The radio stations that I listened to became more segmented and I concentrated mostly on rock. The late 90s were a bad time for rock music as third-generation Grunge and nü-metal was really coming into focus and bands like Creed, KoRn, Limp Bizkit and Kid Rock were the most popular acts in the country. And I got aboard that train for a little while, but that music was terrible. It was all aggression with zero intelligence, after awhile it became very boring.

Around this time I created this tape, I moved back to my parents’ house in Amesbury and perhaps I was inspired (traumatized?) by living in my old bedroom that I went back into my “old studio”. It’s not a bad mix and does a better job of capturing what I was listening to back in the day than the previous other mixes did combined.

I was a bit surprised that older mixes didn’t have any Ice-T on them because my friends and I listened to Ice-T’s “O.G.” as much as any other tape we collectively had. And I mean we listened to him a lot, even going back to his old tapes like “Power” and “Iceberg” and newer ones like “Home Invasion” and his rock/rap band: “Body Count”—which were both horrible albums.

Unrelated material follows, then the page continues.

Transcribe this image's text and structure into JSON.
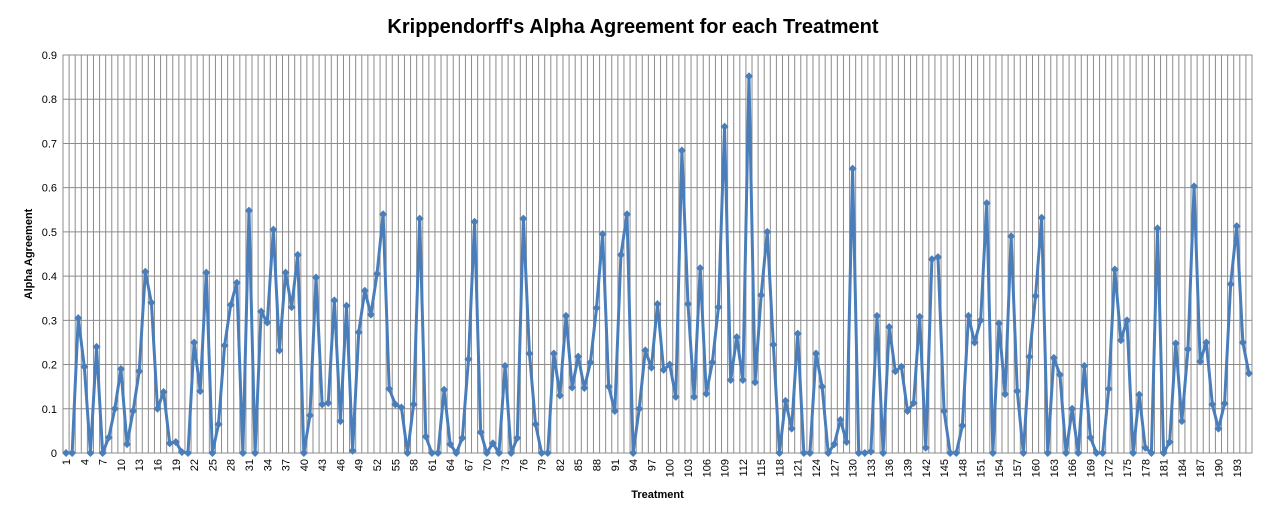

The one thing that I never noticed was Ice-T’s very prominent lisp. It wasn’t until comedian Paul F. Tompkins brought it up on a Podcast did I start listening to Ice-T’s old stuff in a new light. The juxtaposition of a tough guy and his posturing spit out through a lisp is hilarious.

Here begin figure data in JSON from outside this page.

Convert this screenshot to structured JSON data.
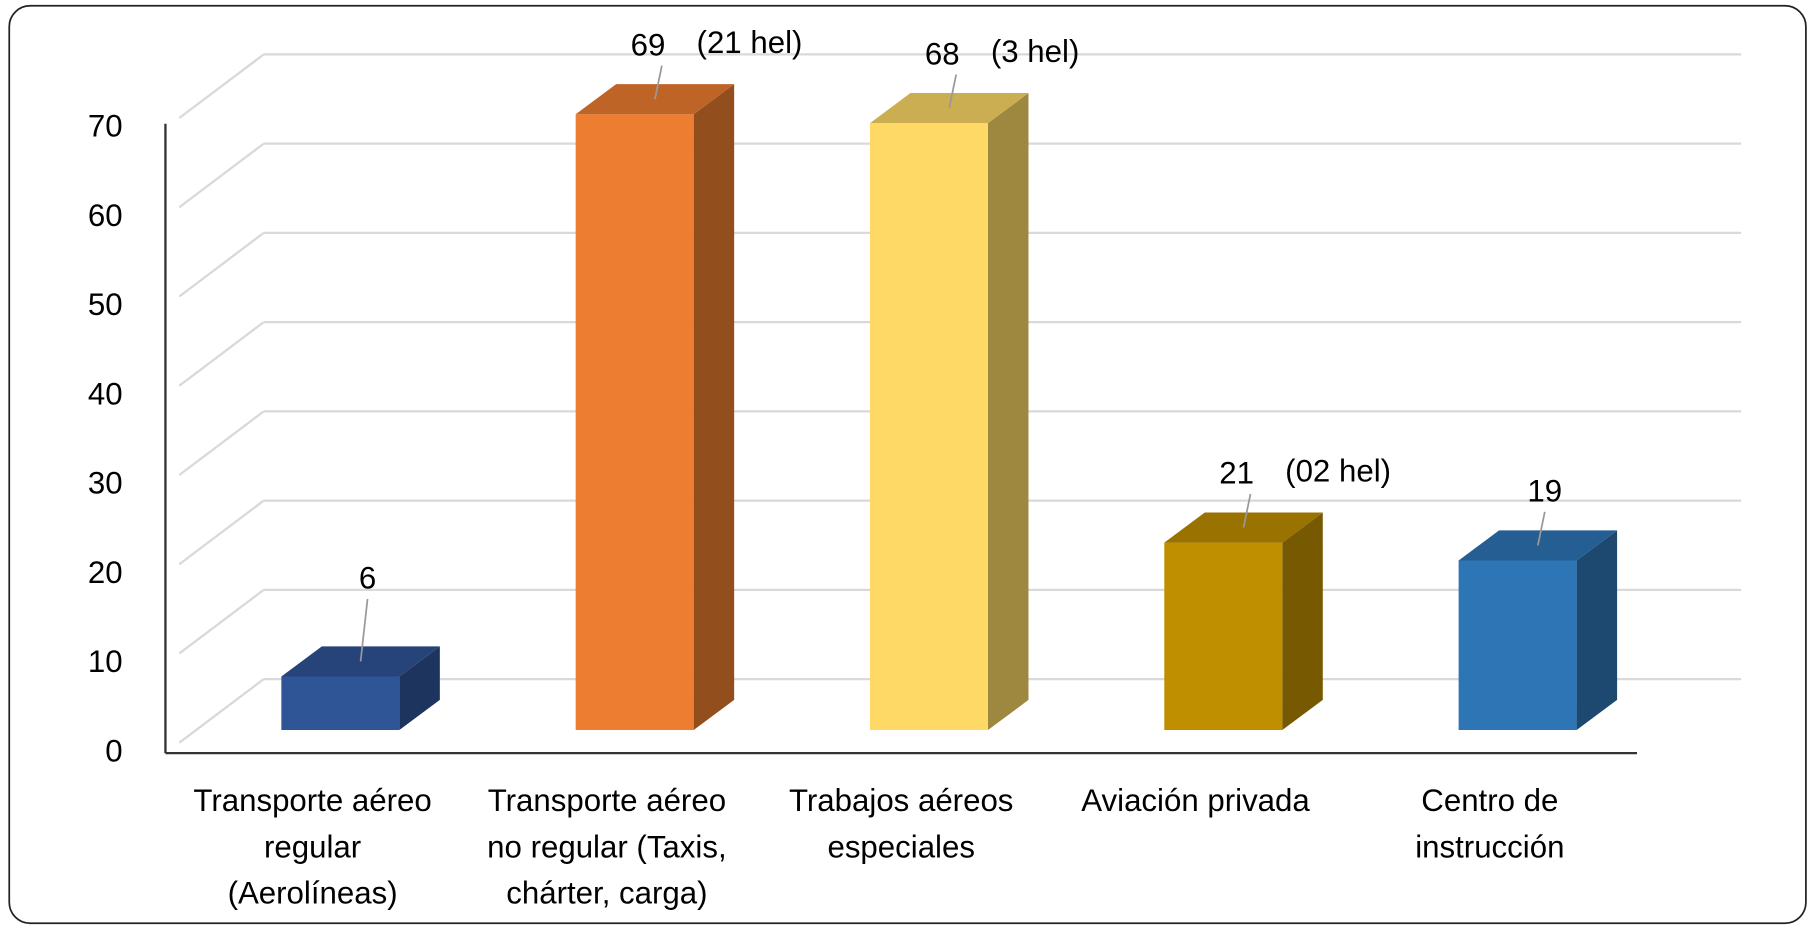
{
  "chart_data": {
    "type": "bar3d",
    "categories": [
      [
        "Transporte aéreo",
        "regular",
        "(Aerolíneas)"
      ],
      [
        "Transporte aéreo",
        "no regular (Taxis,",
        "chárter, carga)"
      ],
      [
        "Trabajos aéreos",
        "especiales"
      ],
      [
        "Aviación privada"
      ],
      [
        "Centro de",
        "instrucción"
      ]
    ],
    "values": [
      6,
      69,
      68,
      21,
      19
    ],
    "annotations": [
      null,
      "(21 hel)",
      "(3 hel)",
      "(02 hel)",
      null
    ],
    "colors": [
      "#2f5597",
      "#ed7d31",
      "#ffd966",
      "#bf8f00",
      "#2e75b6"
    ],
    "ylim": [
      0,
      70
    ],
    "yticks": [
      0,
      10,
      20,
      30,
      40,
      50,
      60,
      70
    ],
    "grid": true
  }
}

In the fall of 1991, Naughty By Nature’s “OPP” was everywhere. The title of the song was sly and subtle (at least sly and subtle for an early 90s rap song) and the background beats are awesome. Especially when you layer the Jackson 5 “ABC” cut on top of it. It was a monster hit that produced parodies (MTV got on board with “Are You Down With MTV” that featured the gang from Yo!MTV Raps rapping), t-shirts and headlines alluding to the question. It was NbN’s world that year and we were all just living in it.

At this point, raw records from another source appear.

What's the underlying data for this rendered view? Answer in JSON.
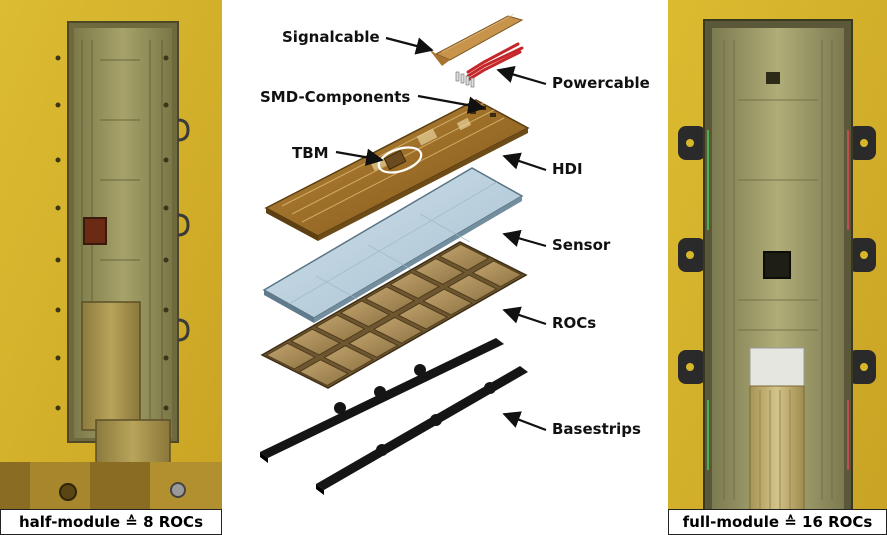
{
  "captions": {
    "left": "half-module ≙ 8 ROCs",
    "right": "full-module ≙ 16 ROCs"
  },
  "labels": {
    "signalcable": "Signalcable",
    "powercable": "Powercable",
    "smd": "SMD-Components",
    "tbm": "TBM",
    "hdi": "HDI",
    "sensor": "Sensor",
    "rocs": "ROCs",
    "basestrips": "Basestrips"
  },
  "colors": {
    "yellow_bg": "#d8b62a",
    "pcb_gold": "#a57a2e",
    "sensor_blue": "#b9cfdc",
    "roc_tan": "#a68a55",
    "basestrip": "#151515",
    "powercable_red": "#c4262a"
  }
}
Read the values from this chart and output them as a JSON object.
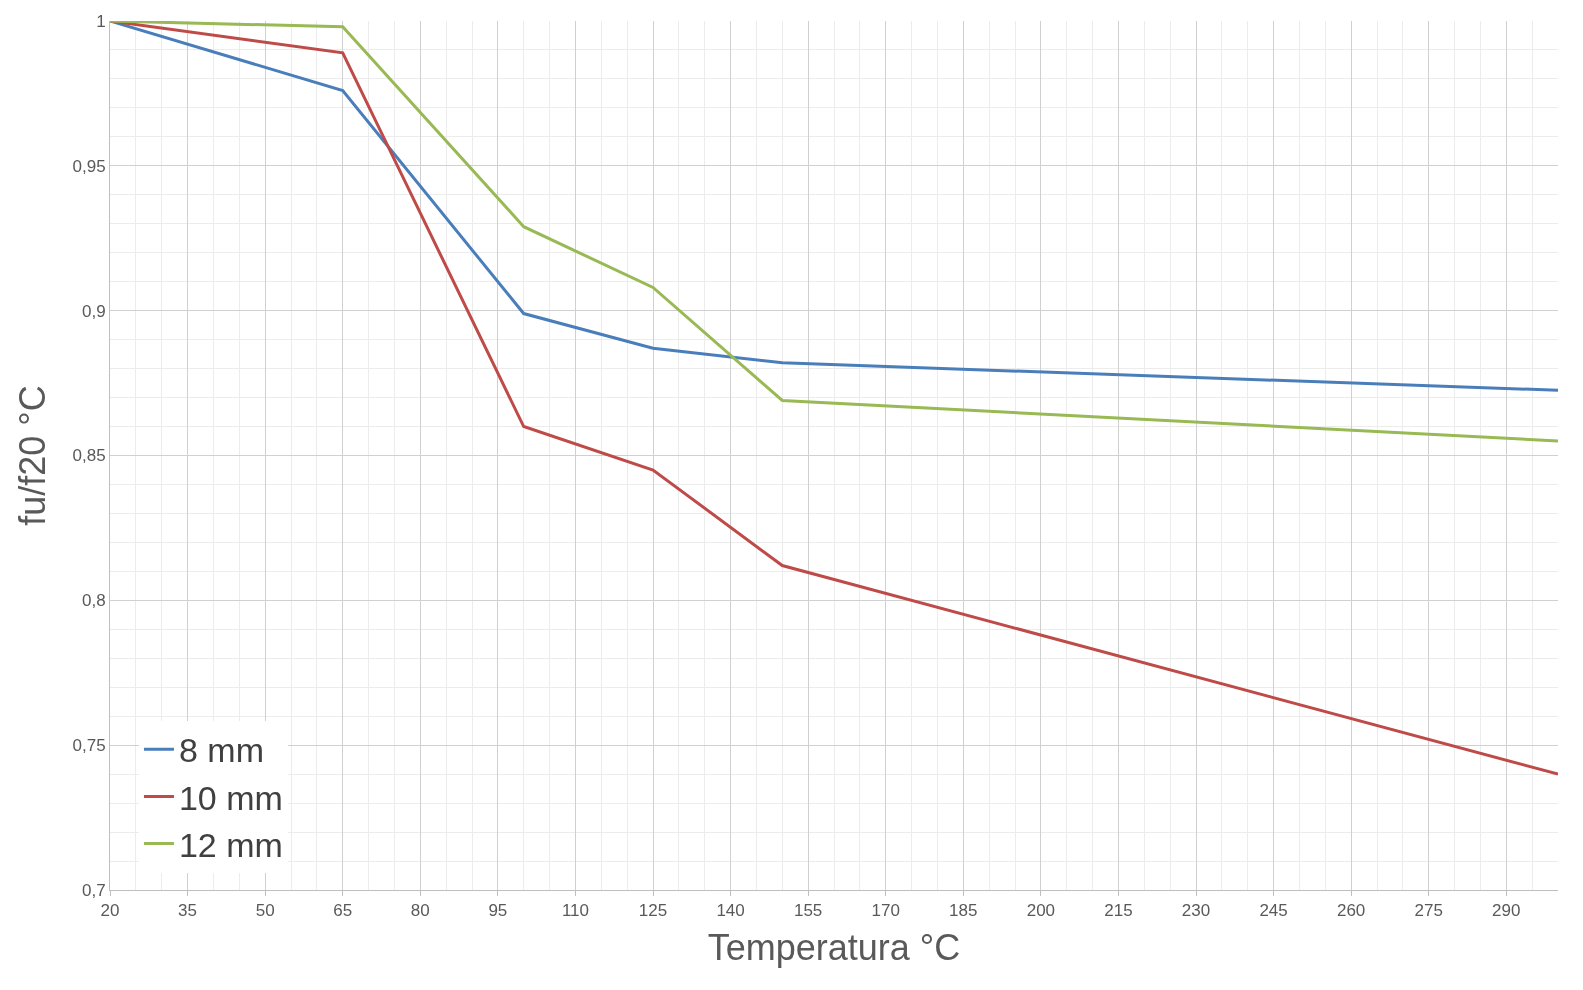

I was surprised that “OPP” or at the very least “Everything’s Gonna Be Alright” (their second single, which sampled Bob Marley’s “Three Little Birds”) wasn’t included on any Good Songs tapes. Glad to hear that I corrected that mistake.

Since I’ve written about every other song on this tape, that’s pretty much it for this edition. I didn’t exactly stop create mix tapes in 1999, I moved on to creating mix CDs and they were really bad. And not bad in a way that it was fun to listen to some of these bad Good Songs mixes. They were bad in a God-I-never-want-to-listen-to-this-garbage-again, I mean Fred Durst was involved. The fact is, I have the CD booklet in my car and there have been times where I’ve tried listening to the tracks and it’s not good. Maybe in 10 years I’ll revisit, but I’m not ready to do so today.

In the next few days I’ll probably do a Good Songs wrap up where I figure out which track was on the most tapes (early bet is something by Lenny Kravitz, probably “It Ain’t Over Till It’s Over”) and some other odds and ends.

Regrets? I’ve had a few. The one thing that I wish that I had done differently was make “Funky Cold Medina” the last song on this tape. Why? Because it was the very first track on “Good Songs I” and that would have made for some nice symmetry. Good Songs could have been a Rust Cole infinity circle, man. Start with “Funky Cold Medina” and just keep on going and going and going and going until you get back to the drink that knocks you out. But that’s the thing about life and endings, it is very rare that you understand that something is going to end and that you have the foresight to have it end in a place where it began. 

Thank you for reading and thank you for the comments. For me, this has been a really fun writing exercise and an interesting trip down memory lane. I hope that you enjoyed it too.